Stacie Weeks, J.D., deputy administrator of the Nevada Department of Health and Human Services Division of Health Care Financing and Policy, said the effort in Nevada really leverages the purchasing authority to drive change. “It wasn't necessarily legislatively driven, it was very much driven by the administration, and pushing through that purchasing authority in the last procurement, which is exciting,” she said. “One of the biggest things that we're most proud of in the state is the effort around community reinvestment. In our new contracts, we are requiring annually that 3 percent of all pre-tax profits to the MCOs have to be reinvested in their communities into community organizations. This effort has to be tied back to their population health strategies — trying to connect those dots and make sure that the funding is going into the organizations that are trying to address some of these social determinants of health is really exciting.”

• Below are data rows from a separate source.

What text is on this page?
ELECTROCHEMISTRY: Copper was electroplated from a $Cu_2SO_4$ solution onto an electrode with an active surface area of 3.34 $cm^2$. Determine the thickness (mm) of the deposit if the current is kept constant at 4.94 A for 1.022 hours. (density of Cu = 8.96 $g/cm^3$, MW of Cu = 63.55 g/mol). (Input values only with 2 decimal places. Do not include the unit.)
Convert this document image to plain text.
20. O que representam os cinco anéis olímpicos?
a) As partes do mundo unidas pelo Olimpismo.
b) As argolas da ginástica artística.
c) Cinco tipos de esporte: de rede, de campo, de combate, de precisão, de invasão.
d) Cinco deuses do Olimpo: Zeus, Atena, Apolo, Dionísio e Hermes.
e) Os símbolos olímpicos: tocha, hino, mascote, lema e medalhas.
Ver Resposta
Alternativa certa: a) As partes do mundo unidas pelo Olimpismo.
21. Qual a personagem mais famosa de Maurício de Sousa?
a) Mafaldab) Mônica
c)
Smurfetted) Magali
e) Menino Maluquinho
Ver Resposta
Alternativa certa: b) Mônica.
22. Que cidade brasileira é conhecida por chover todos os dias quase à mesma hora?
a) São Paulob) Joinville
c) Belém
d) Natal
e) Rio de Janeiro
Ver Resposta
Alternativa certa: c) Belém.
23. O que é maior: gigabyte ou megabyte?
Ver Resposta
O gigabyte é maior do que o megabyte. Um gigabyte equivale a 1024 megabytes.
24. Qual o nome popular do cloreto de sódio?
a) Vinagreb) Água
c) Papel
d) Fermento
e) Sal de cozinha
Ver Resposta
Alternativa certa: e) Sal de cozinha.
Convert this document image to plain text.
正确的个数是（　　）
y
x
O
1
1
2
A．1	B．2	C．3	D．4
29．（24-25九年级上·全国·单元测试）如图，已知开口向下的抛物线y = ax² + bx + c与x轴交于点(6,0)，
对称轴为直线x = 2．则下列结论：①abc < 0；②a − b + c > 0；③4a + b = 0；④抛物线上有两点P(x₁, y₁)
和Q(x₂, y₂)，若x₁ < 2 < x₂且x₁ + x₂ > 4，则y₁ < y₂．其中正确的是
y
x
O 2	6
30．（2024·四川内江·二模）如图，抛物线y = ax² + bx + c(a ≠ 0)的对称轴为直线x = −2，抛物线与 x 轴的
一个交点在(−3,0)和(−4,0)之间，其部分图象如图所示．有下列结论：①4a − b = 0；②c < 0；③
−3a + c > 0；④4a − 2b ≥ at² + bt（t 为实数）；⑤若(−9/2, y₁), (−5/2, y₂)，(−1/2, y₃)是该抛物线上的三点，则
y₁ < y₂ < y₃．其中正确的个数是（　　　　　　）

Weeks said one piece that was legislatively driven that ties to this work has to do with the community reinvestment advisory committees. The Nevada legislature asked that the state establish advisory committees. “We just kicked off our first advisory committee, which will be advising the health plans and making recommendations about where to put the investment, especially around social determinants of health for housing and other needs in the community. We just had our first meeting in June. At the end of the year, there'll be making recommendations to the health plans.”
She added that a care management program has really been strengthened in the last procurement. It requires and prioritizes the homeless population and justice-involved populations, and allows for plans to put together a multidisciplinary team approach to care management. “So it's not just the case manager, it includes the community health worker and also peer support specialist,” Weeks said. “These individuals are really helpful with the homeless population especially. We prioritize these populations, regardless of whether or not they have presented initially with a medical or mental health or substance use condition. Just being homeless, in and of itself, qualifies them for case management and care coordination services. I think that is good work, and we're early in the stages of this work. We're excited to see what the results might be.”
She said at least three of Nevada’s plans offer some sort of jail transition benefits — connecting folks with employment, job placement, housing, and life skills. “We're also looking at a financing strategy of how to take some of the transitional housing and other services and make them in lieu of services,” Weeks said. “That way, it is going to be covered as part of the capitation payment similar to what California is doing. We are learning from other states. That opens the door to help for MCOs to cover even more services.”
On the quality side, she said Nevada is just starting to stratify its metrics by race and ethnicity, “which I think will really give us a different look at our performance improvement programs," Weeks said. "And we are just starting a pay-for-performance program that we hope to eventually look at metrics by race and ethnicity as well.”